A VC-137C with Air Force serial number 62-6000, SAM 26000 was a customized Boeing 707. It entered service in 1962 during the administration of John F. Kennedy and was replaced in Presidential service in 1972 but kept as a backup. The aircraft was finally retired in 1998 and is now on display at the National Museum of the United States Air Force.
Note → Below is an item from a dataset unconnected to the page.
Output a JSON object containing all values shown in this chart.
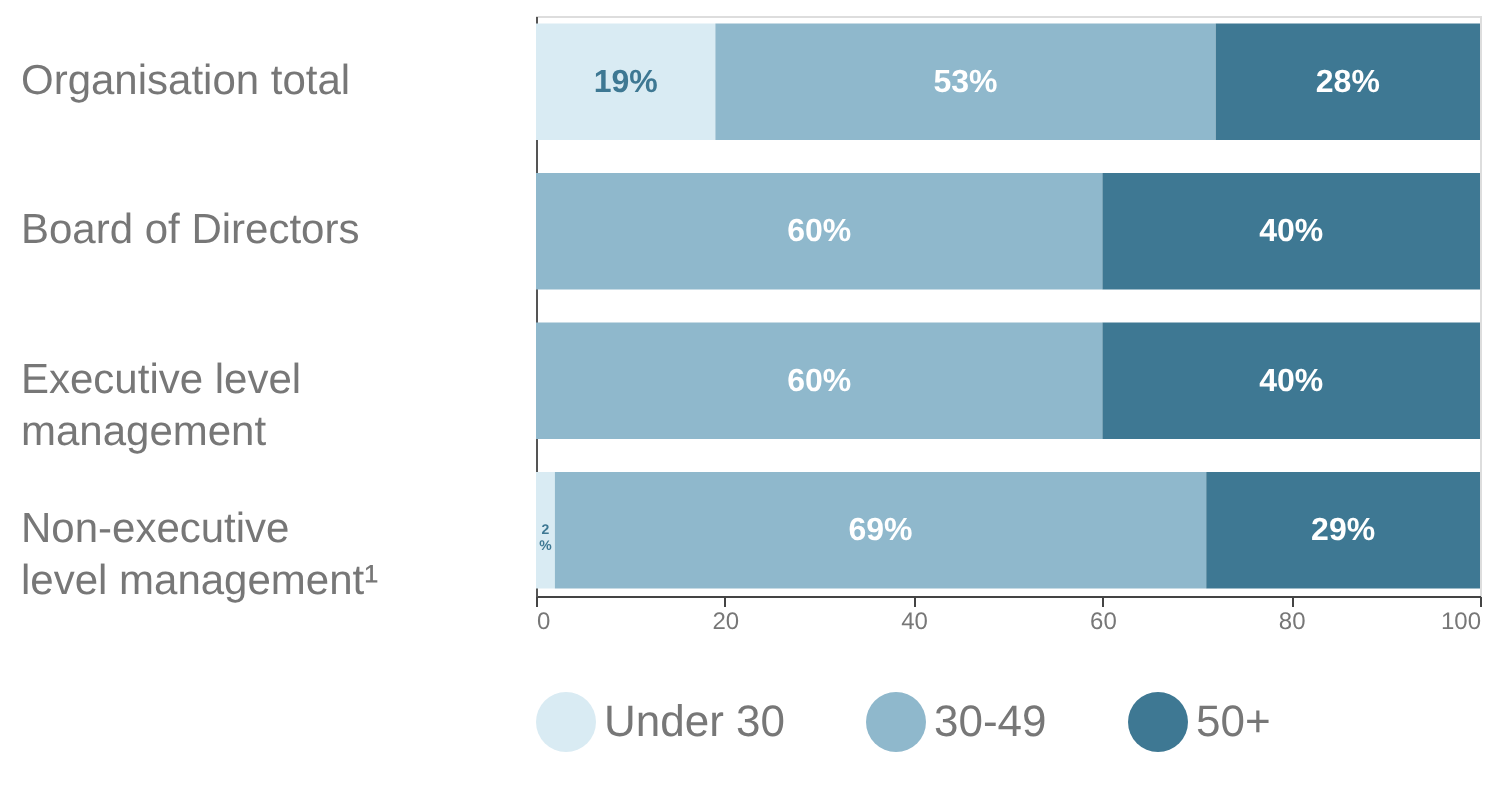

The aircraft was built at Boeing's Renton plant at a cost of $8 million. Raymond Loewy, working with First Lady Jacqueline Kennedy, designed the blue and white color scheme featuring the presidential seal that is still used today. The plane served as the primary means of transportation for three presidents: Kennedy, Lyndon B. Johnson, and Richard Nixon during his first term. In 1972, during the Nixon administration, the plane was replaced by another 707, SAM 27000, although SAM 26000 was kept as a back-up plane until 1998.
John F. Kennedy was the first president to use SAM 26000. Kennedy first flew on the aircraft on November 10, 1962, to attend the funeral services of former First Lady Eleanor Roosevelt in Hyde Park, New York. SAM 26000 took Kennedy to Berlin ("Ich bin ein Berliner") in June 1963; the month before that, it set a new Washington-Moscow time record. It was designer Raymond Loewy who, at the invitation of First Lady Jacqueline Kennedy, gave SAM 26000 the now-familiar Air Force One livery of blue, silver, and white.